Flavor: Artful, light, balanced, floral, fruity, warm, crisp, delicious. A perfect blend of the trinity with light spice and florals. Anise is backed up by fennel and a lightly bitter and delicious wormwood. I am sensing the sweet floral influence of pontica as well, along with a sweet conifer edge of hyssop. The grape base is absolutlely wonderful, perhaps the best grape base I've experienced; it is warm, round and sophisticated. Not at all overpowering in any way. I could drink this forever and never get tired of it. There is a slight warm woodiness in the background that is just wonderful that again, is perhaps part of this fine grape base. I have downgraded it to a 4, as I sense the slightest bit of alcohol from time to time, and its "oak barrel" sister is an improvement on this.
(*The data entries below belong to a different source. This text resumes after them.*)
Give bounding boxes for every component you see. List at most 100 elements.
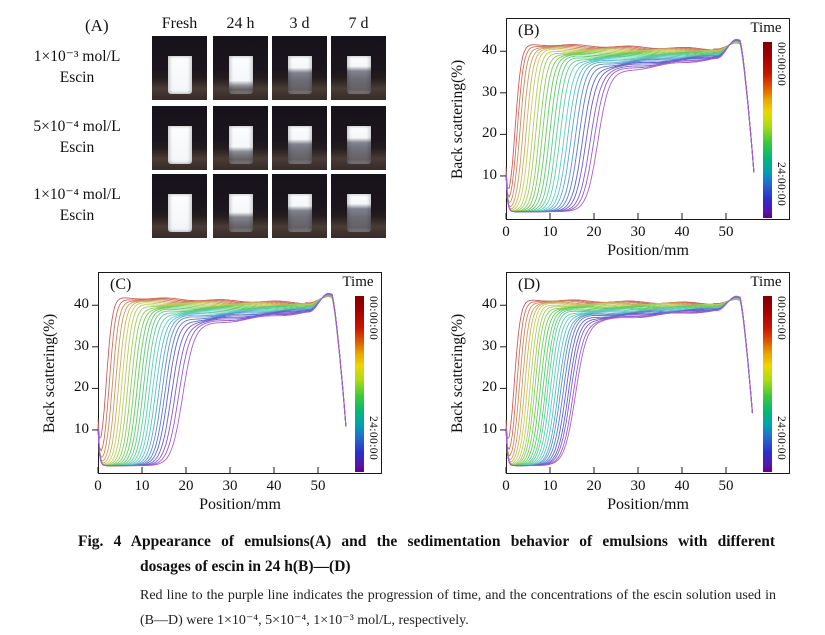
vial-body [287, 56, 312, 94]
y-tick-label: 30 [482, 83, 497, 100]
figure-number: Fig. 4 [78, 533, 122, 550]
time-curve [505, 298, 753, 463]
x-tick-label: 30 [630, 478, 646, 494]
time-curve [505, 298, 753, 457]
caption-title-line2: dosages of escin in 24 h(B)—(D) [140, 558, 351, 575]
vial-body [346, 194, 371, 232]
time-curve [505, 296, 753, 467]
x-tick-label: 10 [134, 478, 150, 494]
x-tick-label: 20 [586, 224, 602, 240]
vial [167, 56, 192, 94]
column-header: 7 d [348, 15, 369, 32]
row-label-name: Escin [59, 69, 95, 86]
time-colorbar [355, 296, 364, 472]
time-curve [505, 296, 753, 467]
time-colorbar [763, 296, 772, 472]
vial-body [228, 194, 253, 232]
axes-frame [98, 272, 382, 474]
plot-panel-c: Back scattering(%) (C) Time 00:00:00 24:00:0… [38, 262, 390, 524]
colorbar-end-time: 24:00:00 [775, 416, 787, 461]
time-curve [505, 298, 753, 461]
plot-area: (D) Time 00:00:00 24:00:00 [500, 272, 790, 474]
vial [346, 194, 371, 232]
x-tick-label: 20 [178, 478, 194, 494]
panel-letter: (D) [518, 276, 541, 293]
curves-canvas [500, 18, 790, 220]
row-label-concentration: 5×10⁻⁴ mol/L [33, 118, 121, 135]
vial-body [228, 56, 253, 94]
y-tick-label: 30 [482, 337, 497, 354]
x-tick-label: 40 [266, 478, 282, 494]
time-curve [505, 295, 753, 467]
time-curve [97, 293, 347, 467]
x-axis-label: Position/mm [199, 496, 281, 513]
caption-note: Red line to the purple line indicates th… [140, 588, 776, 628]
axes-frame [506, 272, 790, 474]
curves-canvas [92, 272, 382, 474]
time-curve [97, 292, 347, 467]
x-tick-label: 20 [586, 478, 602, 494]
colorbar-end-time: 24:00:00 [367, 416, 379, 461]
vial-photo [331, 174, 386, 238]
vial-body [287, 126, 312, 164]
vial-body [287, 194, 312, 232]
x-tick-label: 10 [542, 478, 558, 494]
y-tick-label: 20 [74, 379, 89, 396]
figure-caption: Fig. 4 Appearance of emulsions(A) and th… [78, 530, 776, 633]
time-curve [97, 293, 347, 467]
vial-body [346, 56, 371, 94]
x-tick-label: 40 [674, 478, 690, 494]
vial [287, 56, 312, 94]
time-colorbar [763, 42, 772, 218]
time-curve [505, 39, 755, 213]
vial [228, 56, 253, 94]
vial-photo [152, 174, 207, 238]
vial [346, 126, 371, 164]
vial-photo [331, 106, 386, 170]
time-curve [505, 299, 753, 440]
panel-letter: (C) [110, 276, 132, 293]
vial-photo [213, 106, 268, 170]
vial-body [228, 126, 253, 164]
column-header: Fresh [161, 15, 198, 32]
column-header: 24 h [226, 15, 255, 32]
x-tick-label: 50 [718, 478, 734, 494]
row-label-concentration: 1×10⁻⁴ mol/L [33, 186, 121, 203]
x-tick-label: 0 [502, 224, 510, 240]
vial [228, 126, 253, 164]
vial [167, 194, 192, 232]
colorbar-start-time: 00:00:00 [367, 296, 379, 341]
vial-photo [331, 36, 386, 100]
x-tick-label: 0 [502, 478, 510, 494]
y-axis-label: Back scattering(%) [449, 59, 466, 179]
plot-panel-b: Back scattering(%) (B) Time 00:00:00 24:00:0… [446, 8, 798, 270]
row-label-concentration: 1×10⁻³ mol/L [33, 48, 121, 65]
colorbar-start-time: 00:00:00 [775, 42, 787, 87]
vial [167, 126, 192, 164]
y-axis-label: Back scattering(%) [41, 313, 58, 433]
y-tick-label: 40 [482, 296, 497, 313]
x-tick-label: 10 [542, 224, 558, 240]
x-tick-label: 30 [630, 224, 646, 240]
plot-area: (B) Time 00:00:00 24:00:00 [500, 18, 790, 220]
vial-photo [272, 106, 327, 170]
vial [346, 56, 371, 94]
y-tick-label: 20 [482, 379, 497, 396]
vial-photo [213, 36, 268, 100]
x-tick-label: 30 [222, 478, 238, 494]
x-tick-label: 40 [674, 224, 690, 240]
y-tick-label: 30 [74, 337, 89, 354]
panel-a-letter: (A) [85, 16, 109, 35]
colorbar-title: Time [342, 274, 374, 290]
vial [287, 194, 312, 232]
colorbar-title: Time [750, 274, 782, 290]
x-tick-label: 50 [718, 224, 734, 240]
time-curve [505, 41, 755, 212]
plot-area: (C) Time 00:00:00 24:00:00 [92, 272, 382, 474]
row-label: 1×10⁻⁴ mol/L Escin [8, 184, 146, 226]
time-curve [505, 298, 753, 464]
vial-photo [152, 36, 207, 100]
time-curve [505, 38, 755, 213]
y-tick-label: 40 [74, 296, 89, 313]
I love
this flavor profile, and it is a favorite everyday "go to" for me!

Finish: A very nice finish that pulls lightly, unfolds, and lingers. Very nice tingle at the back of the mouth and tip of the tongue. Sweet, yet slightly bitter...a gentle and very nice finish. I was left with a warm velvet-like feel from the grape base. A delicious fennel hangs in there until the end.

Overall: Pernot is gifting us all with great absinthe. Between Maison Fontaine, this very nice absinthe, and Berthe De Joux, they have redefined commercial French absinthe and established themselves as one of the best there is.